Noise I

I used to sit in the basement as a kid with my dad's hybrid turntable/cassette-deck/radio, and just play with the tuning knob, exploring the incredible swaths of alien static that occupied the space between coherent frequencies. Which tells you most of what you need to know about me, tbh.

AM static was always the more interesting, at least in that context. It crackled and spat. It felt more aggressive and strange. And the broadcasts you *did* synchronize with were invariably a bit weirder on the whole as well, even if most of it was preachers and baseball games.

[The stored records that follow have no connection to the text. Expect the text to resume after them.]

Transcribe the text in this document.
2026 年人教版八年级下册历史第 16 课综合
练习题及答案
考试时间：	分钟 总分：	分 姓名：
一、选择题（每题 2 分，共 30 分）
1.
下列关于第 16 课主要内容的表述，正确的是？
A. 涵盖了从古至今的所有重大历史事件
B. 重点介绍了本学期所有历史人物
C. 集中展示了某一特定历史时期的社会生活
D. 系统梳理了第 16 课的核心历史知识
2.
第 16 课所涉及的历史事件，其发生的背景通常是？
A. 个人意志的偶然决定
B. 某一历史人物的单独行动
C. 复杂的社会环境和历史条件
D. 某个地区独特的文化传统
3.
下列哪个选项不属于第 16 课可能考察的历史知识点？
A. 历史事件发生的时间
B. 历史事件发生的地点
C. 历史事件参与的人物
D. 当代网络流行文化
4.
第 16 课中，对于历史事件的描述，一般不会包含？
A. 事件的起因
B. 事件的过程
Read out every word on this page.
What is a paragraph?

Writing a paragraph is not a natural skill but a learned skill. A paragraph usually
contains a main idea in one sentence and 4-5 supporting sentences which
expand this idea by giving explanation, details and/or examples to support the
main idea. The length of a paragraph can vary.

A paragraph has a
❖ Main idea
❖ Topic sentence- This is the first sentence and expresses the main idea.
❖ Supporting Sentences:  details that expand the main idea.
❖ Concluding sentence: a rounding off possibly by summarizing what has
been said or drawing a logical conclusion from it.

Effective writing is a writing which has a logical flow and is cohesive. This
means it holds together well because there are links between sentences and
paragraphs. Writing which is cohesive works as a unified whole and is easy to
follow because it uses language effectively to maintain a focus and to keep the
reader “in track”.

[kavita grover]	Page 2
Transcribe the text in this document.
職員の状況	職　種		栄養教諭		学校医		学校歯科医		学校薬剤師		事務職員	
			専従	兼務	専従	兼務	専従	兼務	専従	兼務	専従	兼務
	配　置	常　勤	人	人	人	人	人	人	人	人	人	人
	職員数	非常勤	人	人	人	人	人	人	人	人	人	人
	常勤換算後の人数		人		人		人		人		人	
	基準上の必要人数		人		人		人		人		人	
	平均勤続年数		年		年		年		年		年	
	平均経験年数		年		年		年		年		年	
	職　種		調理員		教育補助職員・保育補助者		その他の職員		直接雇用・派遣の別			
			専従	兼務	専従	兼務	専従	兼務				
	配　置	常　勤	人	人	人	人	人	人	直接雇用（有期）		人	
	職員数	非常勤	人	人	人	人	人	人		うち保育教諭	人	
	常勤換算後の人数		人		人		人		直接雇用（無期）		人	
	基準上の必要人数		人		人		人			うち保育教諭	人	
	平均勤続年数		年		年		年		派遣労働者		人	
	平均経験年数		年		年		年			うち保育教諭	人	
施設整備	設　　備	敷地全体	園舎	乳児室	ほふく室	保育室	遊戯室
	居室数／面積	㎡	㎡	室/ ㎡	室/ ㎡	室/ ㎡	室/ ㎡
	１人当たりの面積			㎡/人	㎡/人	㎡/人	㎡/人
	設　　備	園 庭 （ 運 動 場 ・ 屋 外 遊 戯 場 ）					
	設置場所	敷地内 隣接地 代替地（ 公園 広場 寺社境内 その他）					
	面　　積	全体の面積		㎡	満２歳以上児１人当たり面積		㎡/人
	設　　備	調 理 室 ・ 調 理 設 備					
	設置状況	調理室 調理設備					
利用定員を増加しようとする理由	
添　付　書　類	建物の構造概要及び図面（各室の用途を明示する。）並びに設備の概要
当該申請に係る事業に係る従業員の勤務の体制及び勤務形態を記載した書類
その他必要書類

FM static was much softer and smoother, more uniform. Just a white mist. Which was interesting in its way. But FM was much more heavily populated with actual content, needless to say, which generally wasn't very interesting.

Anyway I've been teaching myself some coding so as to play with mathematical noise. I think a part of the enchantment of noise is how closely it models our experience with reality. Squint for a while at this diffusion loop I wrote up last night, and it might as well be the shimmering water of a lake, or the sky viewed through a mesh of wind-tussled trees.

I've sped it to 3x speed so it doesn't take forever to progress. But I left it running all night at a higher resolution and after a time, like a gas decompressing into an empty space, it just becomes uniform static, until a new variable or relationship is introduced into the algorithm.

A simple diffusion model in Processing 3.